In both cases bubbles are typically formed when the resin is mixed.

Then in the case of pressure moulding the resin is poured into the mould and subjected to increased pressure. As your link says.. "The bubbles are collapsed into solution and the result is a bubble free casting". So the gas is still in the resin just not in the form of a visible bubble.

In the case of vacuum casting the resin is degassed before it's put into the mould. During degassing individual bubbles becomes larger which increases their buoyancy so they rise to the surface more easily. Gas dissolved in solution is also removed so there might be more bubbling than you expect..


This does a much better job of articulating what I was trying to say in post #2.
 

Related to Both pressure and vacuum eliminate bubbles ?

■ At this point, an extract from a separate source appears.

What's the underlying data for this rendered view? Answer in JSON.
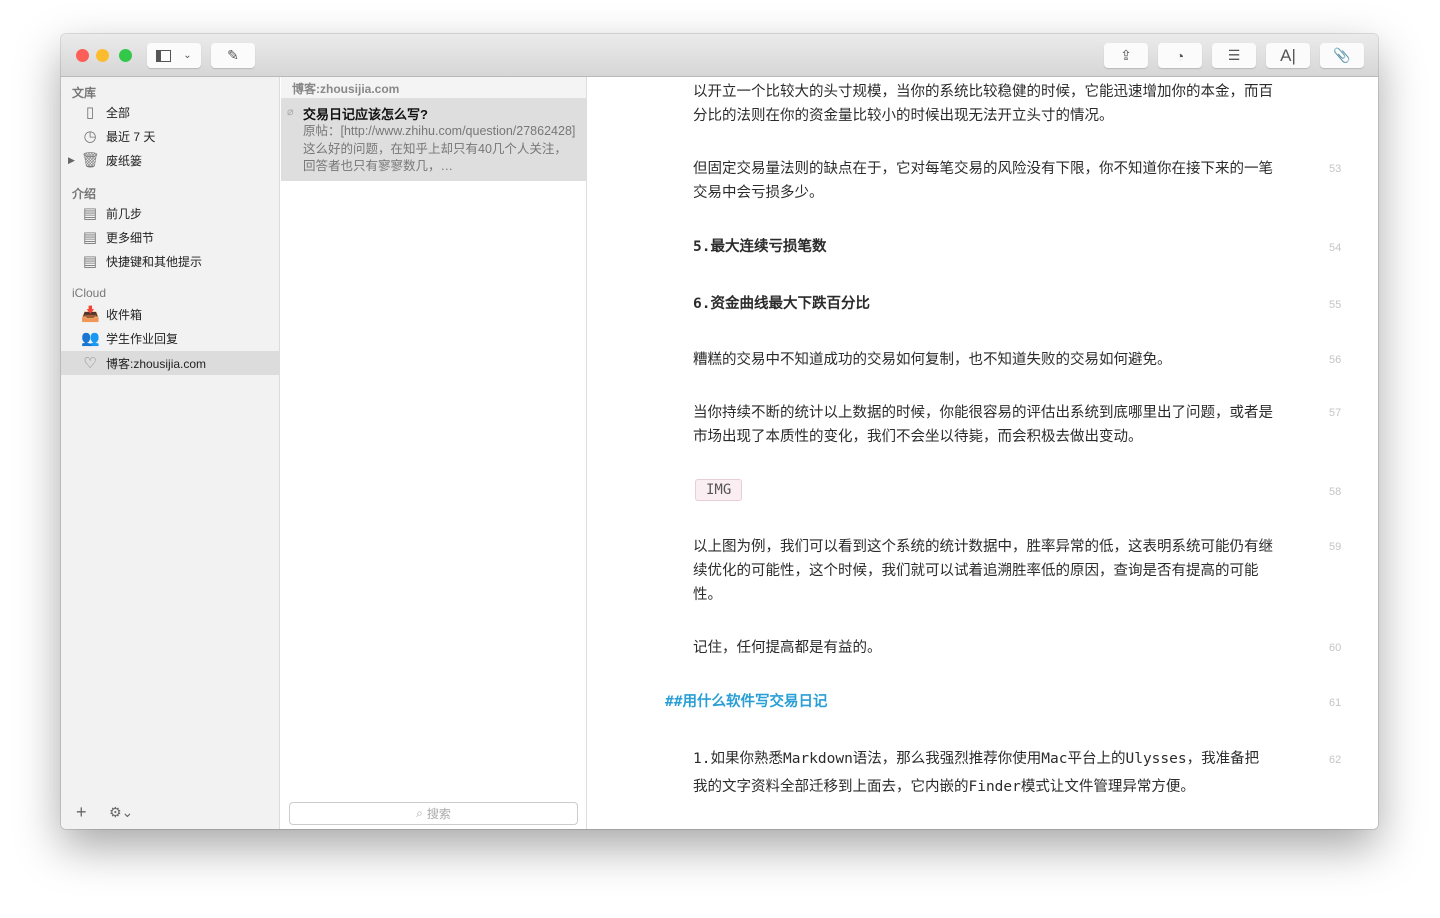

What is the difference between pressure and vacuum in eliminating bubbles?

In pressure, the external force is applied to the surface of the liquid, while in vacuum, the external force is taken away from the surface of the liquid. Both methods work to reduce the size and number of bubbles in a liquid, but the mechanism is different.

Why do bubbles form in liquids?

Bubbles form in liquids due to the presence of gas or air trapped in the liquid. This can occur during the production or mixing process, or due to chemical reactions within the liquid. Bubbles can also form due to changes in temperature or pressure.

How does pressure eliminate bubbles?

Applying pressure to a liquid forces the bubbles to decrease in size and rise to the surface. This is because the gas or air within the bubble is compressed, making it less buoyant and causing it to rise to the surface. As the bubbles rise, they burst and the gas is released, resulting in a bubble-free liquid.

Can any liquid be treated with pressure or vacuum to eliminate bubbles?

Yes, both pressure and vacuum can be used to eliminate bubbles in any liquid. However, the effectiveness of these methods may vary depending on the viscosity and surface tension of the liquid. Some liquids may require higher pressure or longer exposure to vacuum in order to completely remove bubbles.

Are there any risks or drawbacks to using pressure or vacuum to eliminate bubbles?

Applying pressure or vacuum to a liquid can cause changes in the physical properties of the liquid, such as density and viscosity. This may affect the overall quality of the liquid. Additionally, care must be taken when handling pressurized or vacuum-sealed containers to avoid accidents.